It might be hard to get lost looking for Hing Wa Lee Jewelers Inc.’s new flagship store when it opens in late October in San Gabriel.
That’s because the San Gabriel City Council is considering renaming the street in front of the new store as Hing Wa Lee Place.
Owner David Lee requested the name change in memory of his late father, who founded the store and after whom it is named.
In a supporting report, the City Council recognized the substantial amount of tax revenue the store has contributed to San Gabriel since it opened 20 years ago.
“It’s not like stadium naming rights, but the city is happy that a company like that was able to make it out of the recession,” said City Engineer Daren Grilley, who added that the business would pay for street signs and other work necessary to rename the 225-foot street. Now known as Bencamp Street, it lies west of South Del Mar Avenue.

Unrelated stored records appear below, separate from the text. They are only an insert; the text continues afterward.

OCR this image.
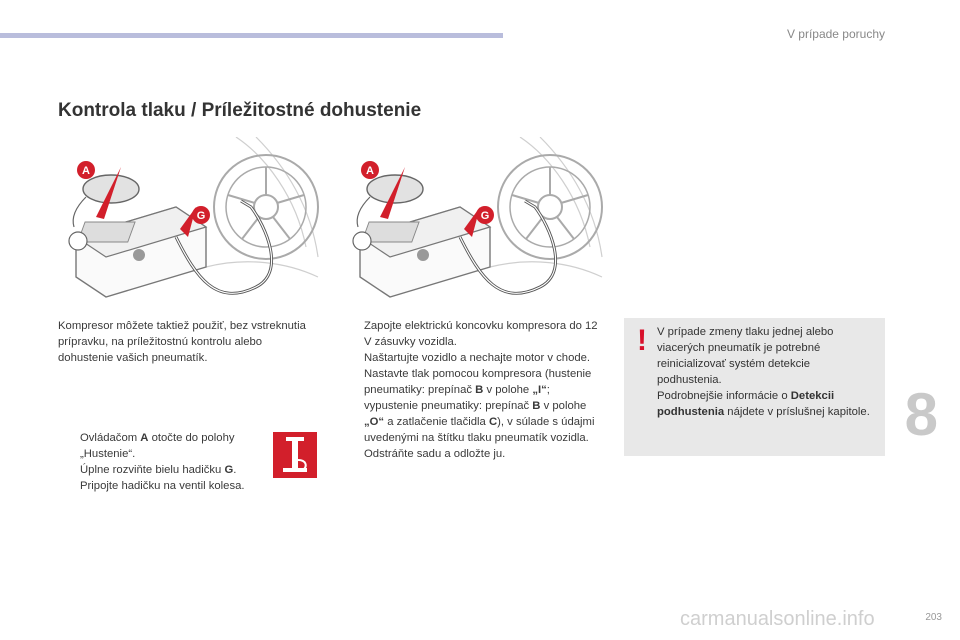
V prípade poruchy
Kontrola tlaku / Príležitostné dohustenie
A
G
A
G

Kompresor môžete taktiež použiť, bez vstreknutia prípravku, na príležitostnú kontrolu alebo dohustenie vašich pneumatík.

Ovládačom A otočte do polohy „Hustenie“.
Úplne rozviňte bielu hadičku G.
Pripojte hadičku na ventil kolesa.
Zapojte elektrickú koncovku kompresora do 12 V zásuvky vozidla.
Naštartujte vozidlo a nechajte motor v chode.
Nastavte tlak pomocou kompresora (hustenie pneumatiky: prepínač B v polohe „I“; vypustenie pneumatiky: prepínač B v polohe „O“ a zatlačenie tlačidla C), v súlade s údajmi uvedenými na štítku tlaku pneumatík vozidla.
Odstráňte sadu a odložte ju.
! V prípade zmeny tlaku jednej alebo viacerých pneumatík je potrebné reinicializovať systém detekcie podhustenia.
Podrobnejšie informácie o Detekcii podhustenia nájdete v príslušnej kapitole. 8
203
carmanualsonline.info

The change, which has already had two readings, has been sent back to staff for review. While the council has voiced its support, such a renaming hasn’t happened in the last decade and the city wants to make sure its rules and procedures are clear.
The new store will replace the original, which is nearby in San Gabriel. The company has another store in Walnut and corporate offices in Industry. The company generated about $50 million in revenue in 2012, a record year, according to Lee.
He attributed the performance to an influx of big spending from emigrants and tourists from China, and said the new location was specifically created to attract tourists. The shop will be 11,500 square feet, big enough to give busloads of Chinese tourists enough room to browse high-end jewelry.
“We want to show the tourists and immigrants we’re not a fly-by-night operation,” Lee said. “Many of them have big trust issues. People in China are always trying to rip each other off.”
Having a street named after his store helps with credibility, but Lee added that his staff plays a large role in catering to Chinese customers. The employees can speak Mandarin and other Chinese dialects.
“They understand the cultures of different provinces and villages,” he said. “You’re not going to find that service in South Coast or on Rodeo Drive.”